An old time classic- "Two plank wanker"


----------



## CassMT (Mar 14, 2013)

nothing to get back at imo, neither comment is particularly stinging, or funny

if you want to speak on behalf of snowboarding in general to skiing in general just say: "you're welcome"


----------



## ACairngormFace (Oct 6, 2013)

CassMT said:


> if you want to speak on behalf of snowboarding in general to skiing in general just say: "you're welcome"
> 
> [/IMG]


In what context would you say that?


----------



## KansasNoob (Feb 24, 2013)

FRUIT BOOTS!! :laugh:


----------



## KansasNoob (Feb 24, 2013)

ACairngormFace said:


> In what context would you say that?


Lots of tech in skis, like twin tips and wides, was lifted from snowboards.


----------



## CassMT (Mar 14, 2013)

ACairngormFace said:


> In what context would you say that?


the sentence:' If it were not for snowboarding, skiing would be..' can be completed in at least ten different ways

something i have said to a skier on the lift, in a session of 'friendly banter' was: Why the poles? do you have some problem with your balance?


----------



## CassMT (Mar 14, 2013)

KansasNoob said:


> Lots of tech in skis, like twin tips and wides, was lifted from snowboards.

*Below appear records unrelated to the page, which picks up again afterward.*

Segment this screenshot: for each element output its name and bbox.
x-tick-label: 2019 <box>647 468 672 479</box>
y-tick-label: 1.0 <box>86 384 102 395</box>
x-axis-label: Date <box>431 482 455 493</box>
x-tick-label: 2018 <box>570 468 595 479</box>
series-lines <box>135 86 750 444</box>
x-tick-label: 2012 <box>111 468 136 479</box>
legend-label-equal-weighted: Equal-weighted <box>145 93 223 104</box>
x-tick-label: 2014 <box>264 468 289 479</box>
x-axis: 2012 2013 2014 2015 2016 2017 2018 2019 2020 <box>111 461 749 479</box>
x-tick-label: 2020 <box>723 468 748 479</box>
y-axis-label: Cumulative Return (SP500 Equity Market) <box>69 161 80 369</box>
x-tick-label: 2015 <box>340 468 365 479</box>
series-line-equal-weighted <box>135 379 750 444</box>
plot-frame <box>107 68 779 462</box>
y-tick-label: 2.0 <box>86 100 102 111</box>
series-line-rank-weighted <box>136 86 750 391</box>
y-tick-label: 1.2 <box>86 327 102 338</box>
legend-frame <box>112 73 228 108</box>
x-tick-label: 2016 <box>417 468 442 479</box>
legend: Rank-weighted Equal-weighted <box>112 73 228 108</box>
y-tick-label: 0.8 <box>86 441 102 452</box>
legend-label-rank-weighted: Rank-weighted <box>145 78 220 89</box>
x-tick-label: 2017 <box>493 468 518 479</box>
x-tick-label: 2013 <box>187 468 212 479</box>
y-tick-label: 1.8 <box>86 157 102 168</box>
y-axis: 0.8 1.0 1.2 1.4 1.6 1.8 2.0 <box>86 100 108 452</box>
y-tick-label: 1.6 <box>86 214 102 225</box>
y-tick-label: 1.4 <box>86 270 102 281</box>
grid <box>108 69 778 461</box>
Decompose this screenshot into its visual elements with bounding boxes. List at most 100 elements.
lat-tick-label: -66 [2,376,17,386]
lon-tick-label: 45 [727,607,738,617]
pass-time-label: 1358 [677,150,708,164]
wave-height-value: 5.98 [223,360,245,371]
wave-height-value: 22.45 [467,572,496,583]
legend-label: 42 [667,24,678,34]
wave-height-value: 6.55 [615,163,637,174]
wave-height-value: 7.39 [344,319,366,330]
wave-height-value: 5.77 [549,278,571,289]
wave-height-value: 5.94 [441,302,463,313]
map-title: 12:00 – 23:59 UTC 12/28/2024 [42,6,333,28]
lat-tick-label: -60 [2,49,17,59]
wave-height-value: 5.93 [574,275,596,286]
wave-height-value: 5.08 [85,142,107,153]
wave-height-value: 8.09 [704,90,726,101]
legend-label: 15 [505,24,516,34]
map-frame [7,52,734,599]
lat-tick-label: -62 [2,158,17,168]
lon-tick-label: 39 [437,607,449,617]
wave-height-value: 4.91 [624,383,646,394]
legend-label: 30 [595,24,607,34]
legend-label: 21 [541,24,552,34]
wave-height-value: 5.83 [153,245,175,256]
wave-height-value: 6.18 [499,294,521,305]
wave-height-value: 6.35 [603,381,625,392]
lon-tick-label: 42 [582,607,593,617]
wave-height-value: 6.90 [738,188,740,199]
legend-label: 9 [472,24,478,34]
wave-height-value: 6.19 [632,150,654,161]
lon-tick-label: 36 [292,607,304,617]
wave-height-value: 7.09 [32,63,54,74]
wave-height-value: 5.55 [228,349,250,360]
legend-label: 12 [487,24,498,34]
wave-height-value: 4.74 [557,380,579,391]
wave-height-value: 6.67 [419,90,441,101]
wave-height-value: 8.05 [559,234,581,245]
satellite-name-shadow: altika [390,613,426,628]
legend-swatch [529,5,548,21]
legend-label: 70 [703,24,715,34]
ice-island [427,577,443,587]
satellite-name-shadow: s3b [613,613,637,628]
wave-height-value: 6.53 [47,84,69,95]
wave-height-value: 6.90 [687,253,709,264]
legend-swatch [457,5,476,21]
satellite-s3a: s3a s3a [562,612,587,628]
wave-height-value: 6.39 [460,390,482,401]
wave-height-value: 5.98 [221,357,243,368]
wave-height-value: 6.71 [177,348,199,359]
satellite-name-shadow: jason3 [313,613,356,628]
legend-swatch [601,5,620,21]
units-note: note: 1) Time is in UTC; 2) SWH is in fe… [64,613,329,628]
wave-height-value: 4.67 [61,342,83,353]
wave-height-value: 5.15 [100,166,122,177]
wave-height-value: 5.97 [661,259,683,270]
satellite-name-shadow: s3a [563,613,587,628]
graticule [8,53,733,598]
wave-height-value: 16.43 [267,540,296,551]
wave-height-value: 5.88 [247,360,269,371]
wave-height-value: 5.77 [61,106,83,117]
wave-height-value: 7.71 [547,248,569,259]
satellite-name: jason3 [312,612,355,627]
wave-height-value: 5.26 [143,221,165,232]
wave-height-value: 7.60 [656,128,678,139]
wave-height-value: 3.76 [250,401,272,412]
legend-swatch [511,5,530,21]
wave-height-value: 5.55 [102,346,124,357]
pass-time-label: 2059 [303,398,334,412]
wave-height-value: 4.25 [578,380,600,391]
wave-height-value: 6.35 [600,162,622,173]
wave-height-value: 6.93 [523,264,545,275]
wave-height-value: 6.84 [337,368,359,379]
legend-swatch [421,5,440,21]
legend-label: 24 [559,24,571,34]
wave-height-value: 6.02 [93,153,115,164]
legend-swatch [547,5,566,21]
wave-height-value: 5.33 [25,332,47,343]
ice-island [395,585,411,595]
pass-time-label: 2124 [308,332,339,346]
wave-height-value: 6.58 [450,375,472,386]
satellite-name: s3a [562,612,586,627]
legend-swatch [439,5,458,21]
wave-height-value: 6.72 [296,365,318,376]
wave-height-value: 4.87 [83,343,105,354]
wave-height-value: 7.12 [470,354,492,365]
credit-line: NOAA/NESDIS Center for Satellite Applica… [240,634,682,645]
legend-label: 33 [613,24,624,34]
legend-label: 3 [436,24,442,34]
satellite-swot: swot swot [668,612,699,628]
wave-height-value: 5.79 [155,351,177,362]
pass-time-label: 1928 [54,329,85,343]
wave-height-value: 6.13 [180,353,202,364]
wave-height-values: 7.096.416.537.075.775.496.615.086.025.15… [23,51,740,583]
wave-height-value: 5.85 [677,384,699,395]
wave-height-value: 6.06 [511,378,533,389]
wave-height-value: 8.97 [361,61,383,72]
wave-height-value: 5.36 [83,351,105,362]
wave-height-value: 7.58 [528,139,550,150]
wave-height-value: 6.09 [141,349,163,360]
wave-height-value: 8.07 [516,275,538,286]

not to mention saving 1/2 the resorts from bankruptcy

and in 150 years did a skier ever think of making a halfpipe, or riding switch (maybe some), or skiing street? no


----------



## Mystery2many (Aug 14, 2013)

If I'm on the lift or in a Gond I'll ask them if they eat french fries with their pizza. Its funniest when they don't get it and my friends and I share that inside joke "look".


----------